Only an ecosystem-based approach to understanding and managing the oceans will succeed in protecting or restoring the key ecological, climatic, recreational and fishery functions that people too often take for granted, said Jane Lubchenco, the Wayne and Gladys Valley Professor of Marine Biology at Oregon State University.
"Marine ecosystems do not exist apart from humans," Lubchenco said, in a presentation at the annual meeting of the American Association for the Advancement of Science. "We have significant impacts on the oceans and they, in turn, have profound effects on us. So it's critical that we do a better job of monitoring and studying the oceans, and create ways to manage the full suite of activities that affect them. Sustaining the range of services that oceans provide is essential to our future well-being."
An integrated approach such as this is just beginning in California, where laws now require that various state agencies coordinate their management of ocean activities to achieve a range of social, economic and ecological goals. Lubchenco proposed expanding this concept to a regional approach to integrated management, using collaborations across states that share a large marine ecosystem.
"It's time that Washington, Oregon and California work together to protect and restore their shared ocean ecosystem," she said.

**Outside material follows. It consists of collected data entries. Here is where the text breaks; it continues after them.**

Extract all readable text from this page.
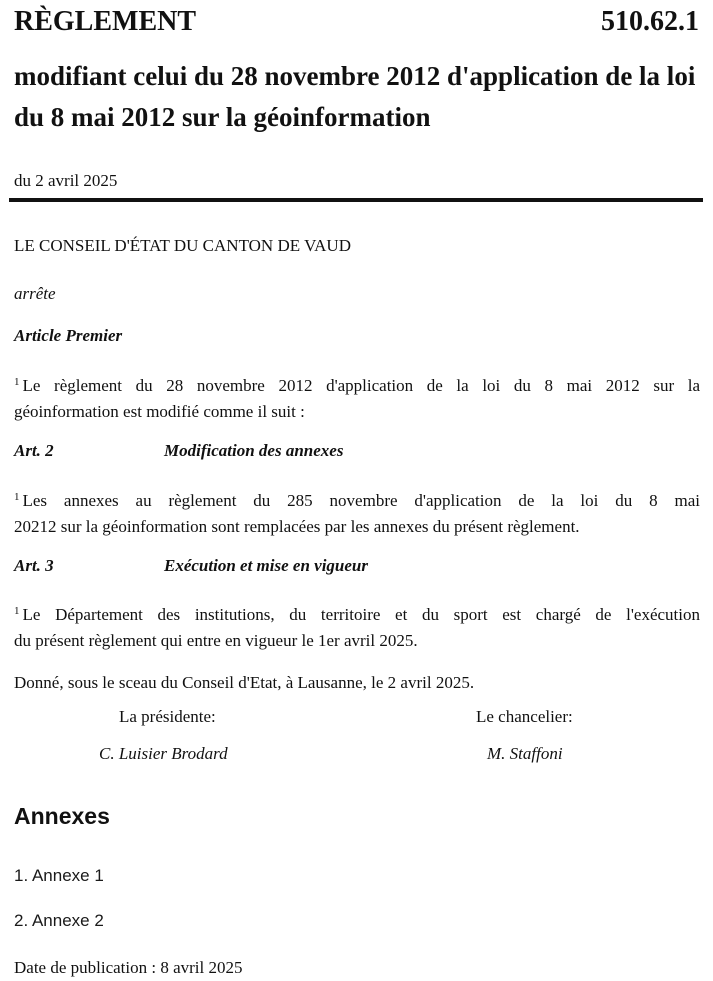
RÈGLEMENT	510.62.1
modifiant celui du 28 novembre 2012 d'application de la loi du 8 mai 2012 sur la géoinformation
du 2 avril 2025
LE CONSEIL D'ÉTAT DU CANTON DE VAUD
arrête
Article Premier
$^1$ Le règlement du 28 novembre 2012 d'application de la loi du 8 mai 2012 sur la
géoinformation est modifié comme il suit :
Art. 2	Modification des annexes
$^1$ Les annexes au règlement du 285 novembre d'application de la loi du 8 mai
20212 sur la géoinformation sont remplacées par les annexes du présent règlement.
Art. 3	Exécution et mise en vigueur
$^1$ Le Département des institutions, du territoire et du sport est chargé de l'exécution
du présent règlement qui entre en vigueur le 1er avril 2025.
Donné, sous le sceau du Conseil d'Etat, à Lausanne, le 2 avril 2025.
La présidente:
C. Luisier Brodard
Le chancelier:
M. Staffoni
Annexes
1. Annexe 1
2. Annexe 2
Date de publication : 8 avril 2025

Other states and ultimately the federal government could learn from that approach, she said, and try to move beyond thinking of one special interest at a time.

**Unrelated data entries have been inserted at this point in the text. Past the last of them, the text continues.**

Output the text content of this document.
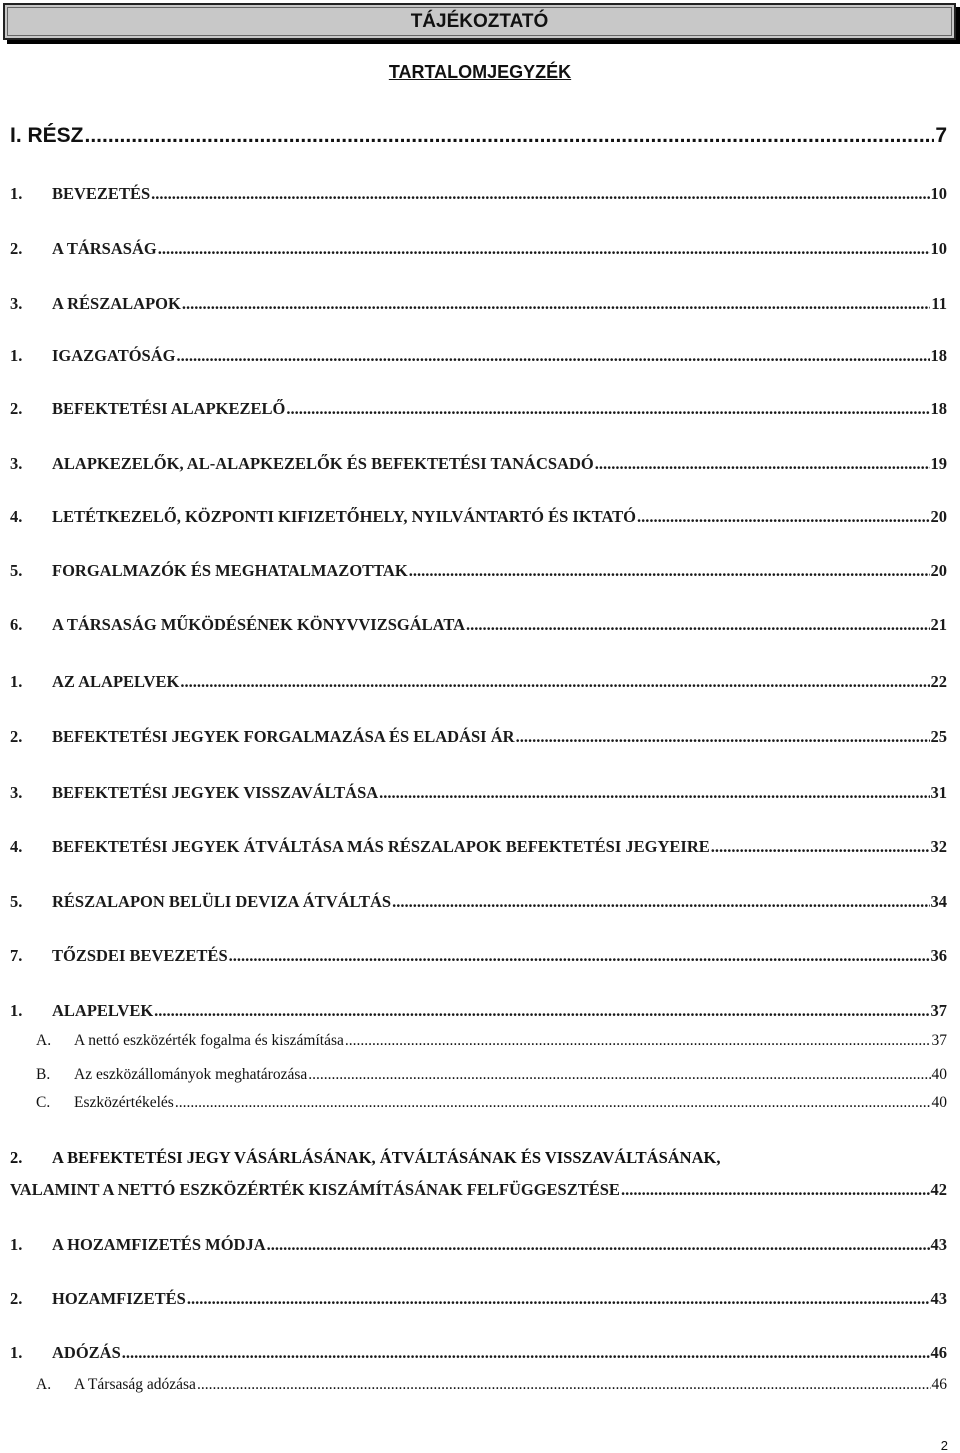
TÁJÉKOZTATÓ
TARTALOMJEGYZÉK
I. RÉSZ .....	7
1.	BEVEZETÉS .....	10
2.	A TÁRSASÁG .....	10
3.	A RÉSZALAPOK .....	11
1.	IGAZGATÓSÁG .....	18
2.	BEFEKTETÉSI ALAPKEZELŐ .....	18
3.	ALAPKEZELŐK, AL-ALAPKEZELŐK ÉS BEFEKTETÉSI TANÁCSADÓ .....	19
4.	LETÉTKEZELŐ, KÖZPONTI KIFIZETŐHELY, NYILVÁNTARTÓ ÉS IKTATÓ .....	20
5.	FORGALMAZÓK ÉS MEGHATALMAZOTTAK .....	20
6.	A TÁRSASÁG MŰKÖDÉSÉNEK KÖNYVVIZSGÁLATA .....	21
1.	AZ ALAPELVEK .....	22
2.	BEFEKTETÉSI JEGYEK FORGALMAZÁSA ÉS ELADÁSI ÁR .....	25
3.	BEFEKTETÉSI JEGYEK VISSZAVÁLTÁSA .....	31
4.	BEFEKTETÉSI JEGYEK ÁTVÁLTÁSA MÁS RÉSZALAPOK BEFEKTETÉSI JEGYEIRE .....	32
5.	RÉSZALAPON BELÜLI DEVIZA ÁTVÁLTÁS .....	34
7.	TŐZSDEI BEVEZETÉS .....	36
1.	ALAPELVEK .....	37
A.	A nettó eszközérték fogalma és kiszámítása .....	37
B.	Az eszközállományok meghatározása .....	40
C.	Eszközértékelés .....	40
2. A BEFEKTETÉSI JEGY VÁSÁRLÁSÁNAK, ÁTVÁLTÁSÁNAK ÉS VISSZAVÁLTÁSÁNAK,
VALAMINT A NETTÓ ESZKÖZÉRTÉK KISZÁMÍTÁSÁNAK FELFÜGGESZTÉSE .....	42
1.	A HOZAMFIZETÉS MÓDJA .....	43
2.	HOZAMFIZETÉS .....	43
1.	ADÓZÁS .....	46
A.	A Társaság adózása .....	46
2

"In the past, the management of each major activity - energy extraction, fishing, recreation, coastal development, watershed and other uses - has been independent of the others," Lubchenco said. "There is increasing recognition that managing them more holistically will be more effective."
Many similar points have been made in three recent major reports, Lubchenco said, by the Pew Oceans Commission, the U.S. Commission on Ocean Policy and the Millennium Ecosystem Assessment. Those studies point to decades of overfishing, pollution, coastal development, and poor land-use practices that have brought many oceans to a crisis state. But many people still do not appreciate how vulnerable the ocean ecosystems are and the tremendous affects they have on people's lives, Lubchenco said.
Last summer, the coasts off of Washington, Oregon and California experienced a bizarre two-month delay in the onset of winds and associated upwelling of nutrients from the deep ocean. This upwelling normally provides the stimulus for the rich and productive waters off the coast.
The lack of nutrients resulted in a 60 per cent decline in the amount of microscopic plants in the ocean waters. Fewer plants meant fewer small animals and other ripple effects on the food web. Dead seabirds, low fish catches, a delayed crab season and emaciated gray whales were some of the consequences. This unusual upwelling pattern wreaked havoc on a marine ecosystem that ordinarily is one of the more productive in the world.
Although cause and effect cannot yet be proven, such disruptions would be consistent with what scientists expect as a result of global warming, Lubchenco said.
Global warming is happening while other disruptions are also occurring, she said. Elsewhere in the world, large outbreaks of toxic and stinging jellyfish or harmful algal blooms may reflect local marine changes. Increasing amounts of dust blowing off the deserts of Africa have been linked to a fungus that is killing coral reefs in the Caribbean Sea. Many major fisheries are near collapse. And some of the most damaging hurricanes in human history last year rampaged through the tropical Atlantic Ocean, Gulf of Mexico and other locations - their intensity caused by warmer ocean waters that some researchers also believe is linked to global warming.
"In addition to more integrated approaches to ocean activity management and reduction of greenhouse gases, new scientific programs and monitoring are needed to recover the bounty and resilience of the oceans," Lubchenco said.
One model research program is provided by PISCO - the Partnership for Interdisciplinary Study of Coastal Oceans, a research consortium of OSU and three California universities on marine ecosystem processes off the West Coast of the United States. In the past seven years it has conducted millions of dollars of research, dozens of publications and is beginning to answer complex questions about marine management over broad geographic areas.